Using polynomials to explain classification outputs from neural networks

Pablo Morala

Conferences CIMPA, 18th International Federation of Classification Societies

Pablo Morala

Last modified: 2024-05-14

Abstract

Neural networks, specially with the advent of deep learning, have shown and outstanding performance in a wide variety of tasks, bus specially on classification. However, understanding their inner mechanisms, especially concerning their interpretability or explainability of their outputs, remains a challenging area of research. Within this field of eXplainable Artificial Intelligence (XAI), there have been proposals of representing neural networks as different models.

In this context, the algorithm NN2Poly [1] provides an way of explaining fully-connected feed-forward artificial neural networks, commonly known as multilayer perceptrons (MLPs), using an explicit polynomial representation that only relies on the trained weights of that network and its activation functions.

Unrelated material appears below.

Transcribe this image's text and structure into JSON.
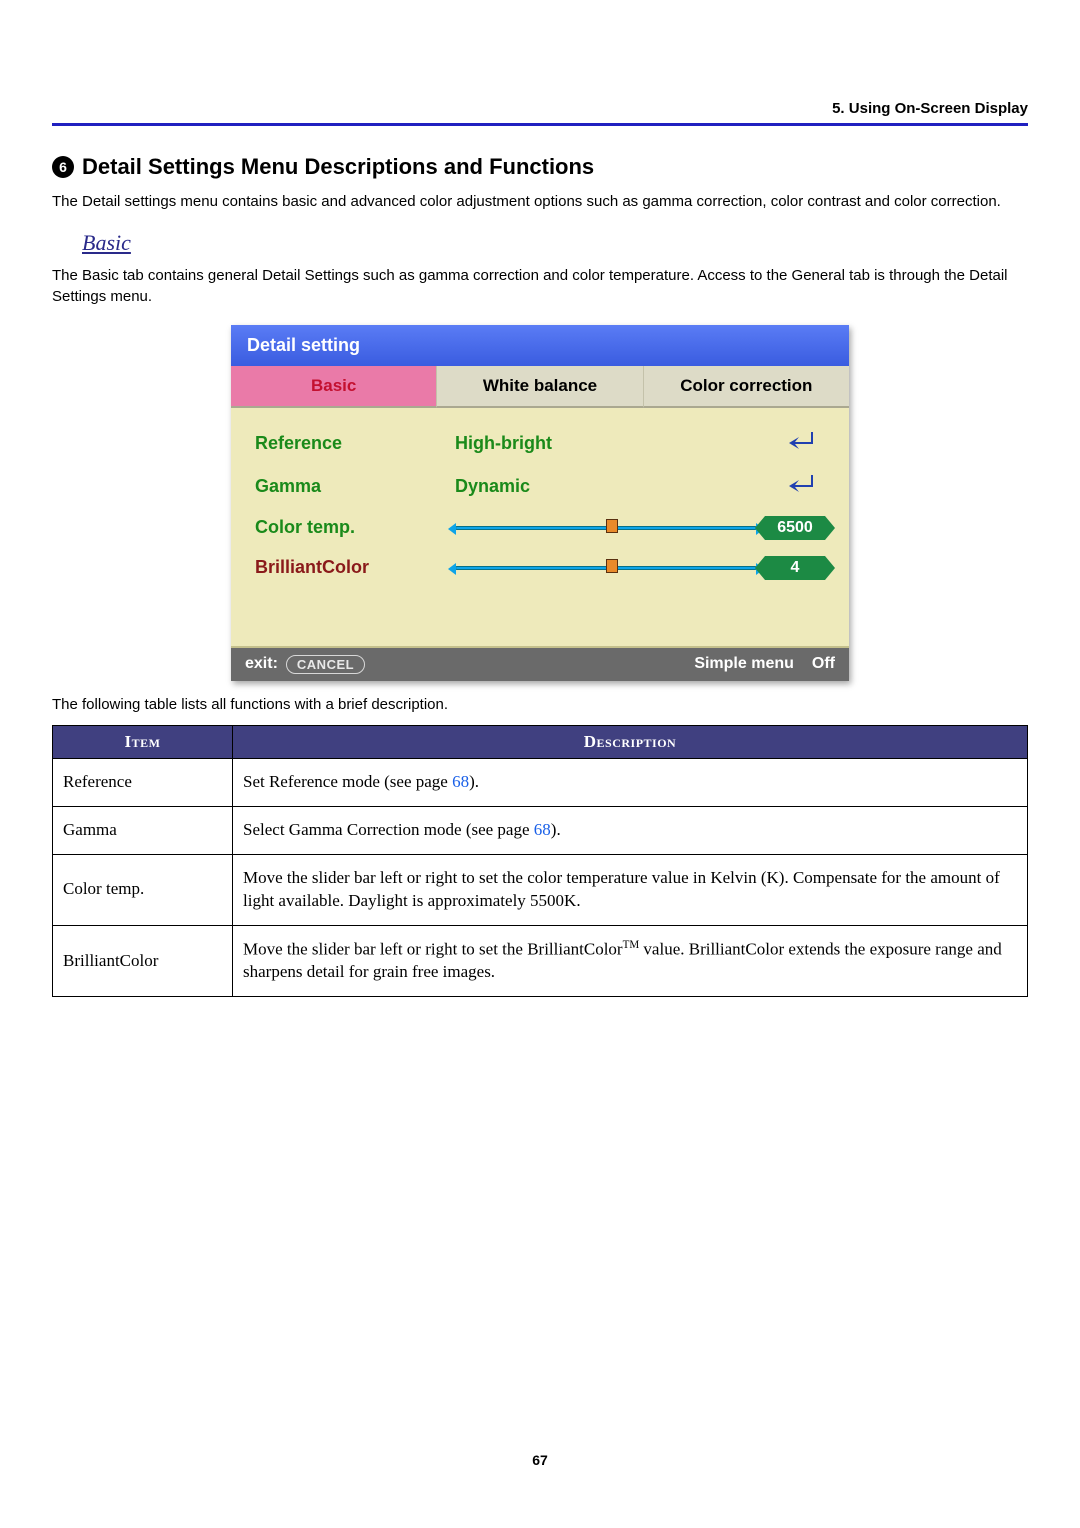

In this work we will show how this method can be used to explain classification outputs on tabular datasets, by means of the obtained polynomial coefficients. One polynomial representation is obtained for each output neuron, i.e., for each class. We will also show the trade off between training the neural network with the needed constraints for NN2Poly to work and the computational cost.

References:

[1] Morala, P., Cifuentes, J. A., Lillo, R. E., Ucar, I.: NN2Poly: A polynomial representation for deep feed-forward artificial neural networks. IEEE Transactions on Neural Networks and Learning Systems. Early Access (2023)

Keywords

XAI, neural networks, interpretability, classification